The following table shows the results of the 2011 election.

| Party |  | Ward |  |  | List |  |  | Total seats |
| Votes | % | Seats | Votes | % | Seats |
|  | African National Congress | 11,733 | 42.42 | 6 | 12,052 | 43.58 | 4 | 10 |
|  | Inkatha Freedom Party | 11,426 | 41.31 | 5 | 11,295 | 40.84 | 4 | 9 |
|  | National Freedom Party | 2,610 | 9.44 | 0 | 2,638 | 9.54 | 2 | 2 |
|  | Democratic Alliance | 1,547 | 5.59 | 0 | 1,473 | 5.33 | 1 | 1 |
|  | Minority Front | 343 | 1.24 | 0 | 197 | 0.71 | 0 | 0 |
| Total |  | 27,659 | 100.00 | 11 | 27,655 | 100.00 | 11 | 22 |
| Valid votes |  | 27,659 | 97.94 |  | 27,655 | 98.20 |  |  |
| Invalid/blank votes |  | 583 | 2.06 |  | 506 | 1.80 |  |  |
| Total votes |  | 28,242 | 100.00 |  | 28,161 | 100.00 |  |  |
| Registered voters/turnout |  | 44,464 | 63.52 |  | 44,464 | 63.33 |  |  |

==August 2016 election==

The following table shows the results of the 2016 election.

| Party |  | Ward |  |  | List |  |  | Total seats |
| Votes | % | Seats | Votes | % | Seats |
|  | African National Congress | 19,860 | 53.56 | 10 | 20,050 | 54.22 | 5 | 15 |
|  | Inkatha Freedom Party | 14,858 | 40.07 | 4 | 15,079 | 40.77 | 7 | 11 |
|  | Democratic Alliance | 1,320 | 3.56 | 0 | 1,370 | 3.70 | 1 | 1 |
|  | Economic Freedom Fighters | 599 | 1.62 | 0 | 483 | 1.31 | 0 | 0 |
|  | Independent candidates | 446 | 1.20 | 0 |  |  |  | 0 |
| Total |  | 37,083 | 100.00 | 14 | 36,982 | 100.00 | 13 | 27 |
| Valid votes |  | 37,083 | 98.20 |  | 36,982 | 98.34 |  |  |
| Invalid/blank votes |  | 678 | 1.80 |  | 626 | 1.66 |  |  |
| Total votes |  | 37,761 | 100.00 |  | 37,608 | 100.00 |  |  |
| Registered voters/turnout |  | 58,550 | 64.49 |  | 58,550 | 64.23 |  |  |

==November 2021 election==

The following table shows the results of the 2021 election.

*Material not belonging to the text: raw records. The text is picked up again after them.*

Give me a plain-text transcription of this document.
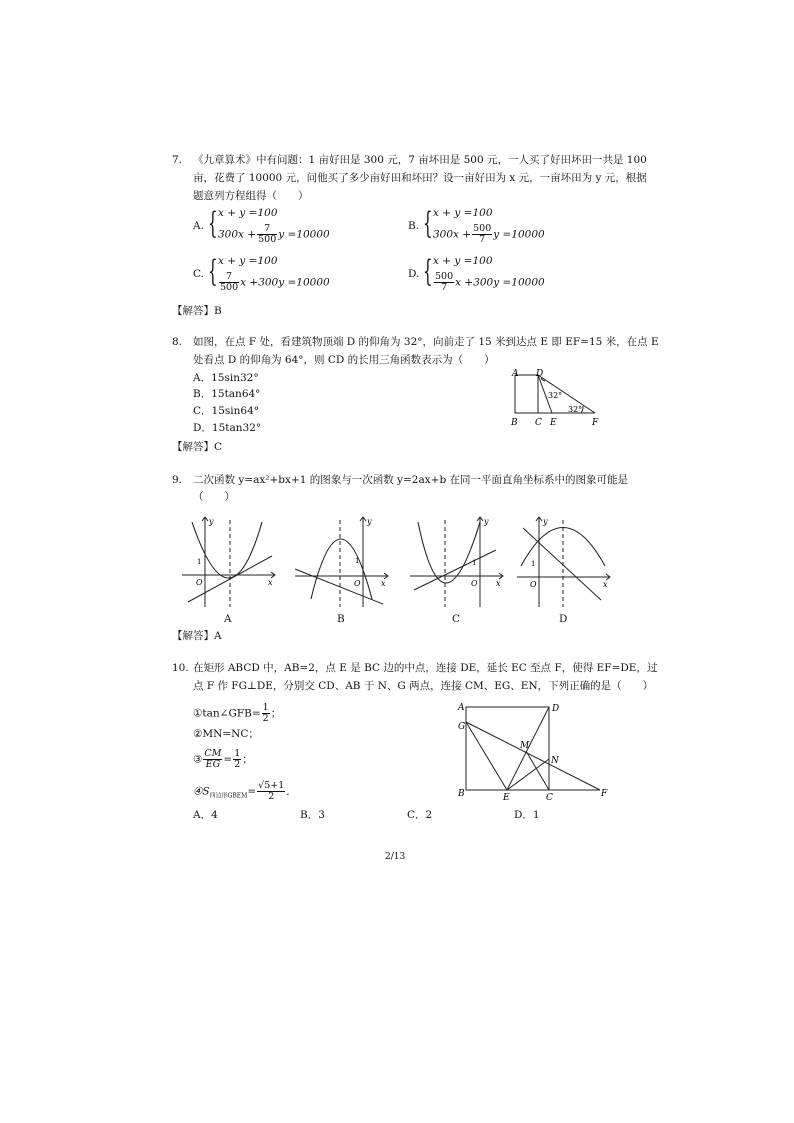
7. 《九章算术》中有问题：1 亩好田是 300 元，7 亩坏田是 500 元，一人买了好田坏田一共是 100
亩，花费了 10000 元，问他买了多少亩好田和坏田？设一亩好田为 x 元，一亩坏田为 y 元，根据
题意列方程组得（　　）
A. { x + y =100
$300x + \frac{7}{500}$ y =10000
B. { x + y =100
$300x + \frac{500}{7}$ y =10000
C. { x + y =100
$\frac{7}{500}$ x +300y =10000
D. { x + y =100
$\frac{500}{7}$ x +300y =10000
【解答】B
8. 如图，在点 F 处，看建筑物顶端 D 的仰角为 32°，向前走了 15 米到达点 E 即 EF=15 米，在点 E
处看点 D 的仰角为 64°，则 CD 的长用三角函数表示为（　　）
A．15sin32°
B．15tan64°
C．15sin64°
D．15tan32°
【解答】C
A D
32°
32°
B C E	F
9. 二次函数 y=ax²+bx+1 的图象与一次函数 y=2ax+b 在同一平面直角坐标系中的图象可能是
（　　）
y
x
O
1
A
y
x
O
1
B
y
x
O
1
C
y
x
O
1
D
【解答】A
10. 在矩形 ABCD 中，AB=2，点 E 是 BC 边的中点，连接 DE，延长 EC 至点 F，使得 EF=DE，过
点 F 作 FG⊥DE，分别交 CD、AB 于 N、G 两点，连接 CM、EG、EN，下列正确的是（　　）
①tan∠GFB= $\frac{1}{2}$ ；
②MN=NC；
③ $\frac{CM}{EG} = \frac{1}{2}$ ；
$④S_{四边形GBEM}= \frac{√5+1}{2}$ ．
A．4	B．3	C．2	D．1
A	D
G
M
N
B	E	C	F
2/13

With no party obtaining a majority, the council has experienced instability, with multiple short-lived coalitions. Following the election, the Abantu Batho Congress (ABC) and Inkatha Freedom Party (IFP) formed a coalition. In 2023, the African National Congress (ANC) and ABC agreed on a coalition. In May 2024, the IFP and ANC formed a coalition. The coalition collapsed again in October 2025, when the ANC and ABC again agreed to form a coalition.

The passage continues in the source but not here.